RECURSO CRIMINAL - DENÚNCIA - CRIME ELEITORAL. ART. 350 DO CÓDIGO ELEITORAL - DECLARAÇÃO FALSA EM DOCUMENTO PARTICULAR PARA FINS DE TRANSFERÊNCIA ELEITORAL - CONDENAÇÃO DO RECORRENTE EM 1ª INSTÂNCIA - INEFICÁCIA DO MEIO EMPREGADO - CRIME IMPOSSÍVEL - REFORMA DA SENTENÇA - ABSOLVIÇÃO DO RECORRENTE. - A hipótese prevista no art. 350 do Código Eleitoral, qual seja, inserção de declaração falsa em documento público ou particular, enquadra-se na categoria de "crime meio", pela qual se objetiva alcançar um resultado, também ilícito, e, portanto, tipificado como crime, que no caso dos autos, revela-se pela conduta prevista no art. 289, ou seja, inscrição fraudulenta. Detecção, pela justiça eleitoral, do ardil que pretendia utilizar o recorrente. A transferência eleitoral sequer foi iniciada. O estratagema documental, que pretendia implementar o recorrente, não teve potencialidade para enganar, ocorrendo, in casu, a hipótese de crime impossível, prevista no art. 17 do Código Penal, quando nem mesmo a tentativa é punida, haja vista a ineficácia do meio empregado.
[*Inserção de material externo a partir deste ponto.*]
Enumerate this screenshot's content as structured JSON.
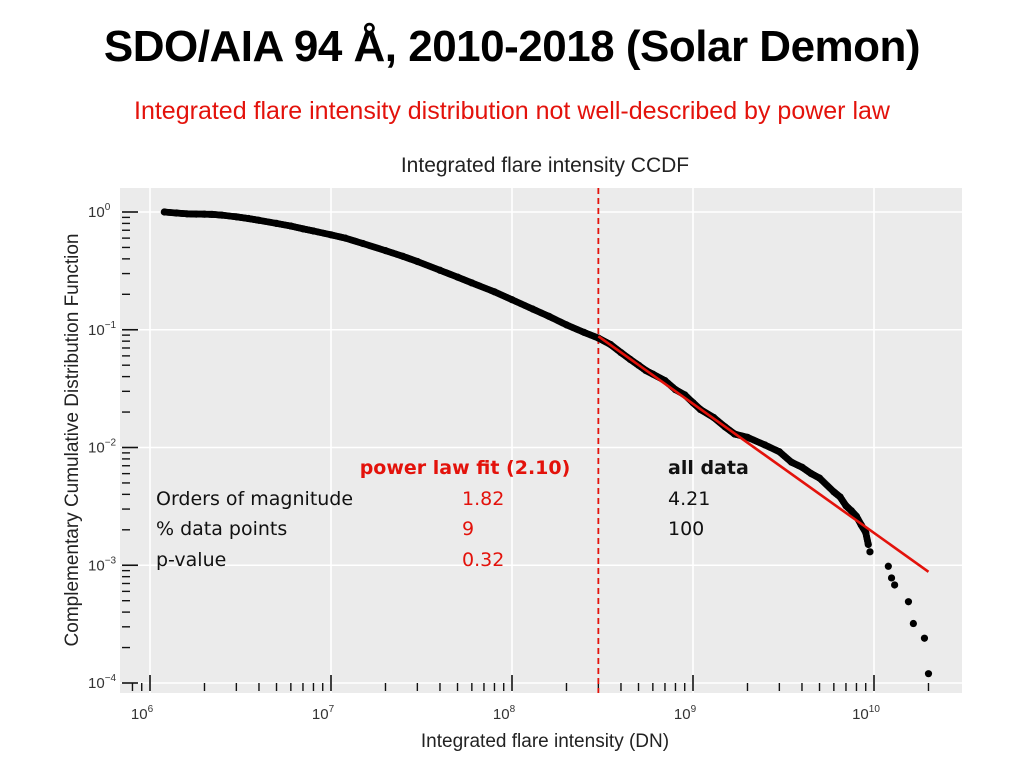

(TRE-SC - RC EM PROCESSO n. 3 SC, Relator Samir Oséas Saad, julgamento em 06.7.2009, publicado no DJE - Diário de JE, Tomo 123, Data 10.7.2009, Página 4.) (Grifei.)
 

RECURSO ESPECIAL. CRIME ELEITORAL. ART. DO CÓDIGO ELEITORAL. FALSIDADE IDEOLÓGICA ELEITORAL. OMISSÃO DE BENS. CANDIDATURA. DOLO NECESSÁRIO. FINALIDADE ELEITORAL. POTENCIALIDADE DANOSA RELEVANTE. DEMONSTRAÇÃO NECESSÁRIA. PRECEDENTE. DISSÍDIO JURISPRUDENCIAL. NÃO CARACTERIZADO. RECURSO A QUE SE NEGA PROVIMENTO. Para caracterização do crime do art. 350 do Código Eleitoral, eventual resultado naturalístico é indiferente para sua consumação - crime formal -, mas imperiosa é a demonstração da potencialidade lesiva da conduta omissiva, com finalidade eleitoral.

 

(TSE - ARESPE n. 28422 SP, Relator: Joaquim Benedito Barbosa Gomes, julgamento em 19.8.2008, publicado no DJ - Diário da Justiça, Data 12.9.2008, Página 13.)

Por isso, entendo que a absoluta ineficácia do meio empregado pelo réu para se passar por eleitor diverso, detectado de plano pelo sistema informatizado da Justiça Eleitoral, inviabiliza a ocorrência do delito, nos exatos termos do art. 17 do Código Penal, que dispõe:

Art. 17 - Não se pune a tentativa quando, por ineficácia absoluta do meio ou por absoluta impropriedade do objeto, é impossível consumar-se o crime.

Ressalto, por fim, que não se trata de ignorar a gravidade da conduta do réu, tampouco relegar ao oblívio a aparência de veracidade da documentação apresentada aos servidores da Justiça Eleitoral, mas sim de reconhecer, na hipótese, a impossibilidade de dano ou prejuízo ao bem juridicamente tutelado, isto é, a higidez e a fidedignidade do cadastro de eleitores.

DIANTE DO EXPOSTO, VOTO pelo desprovimento do recurso.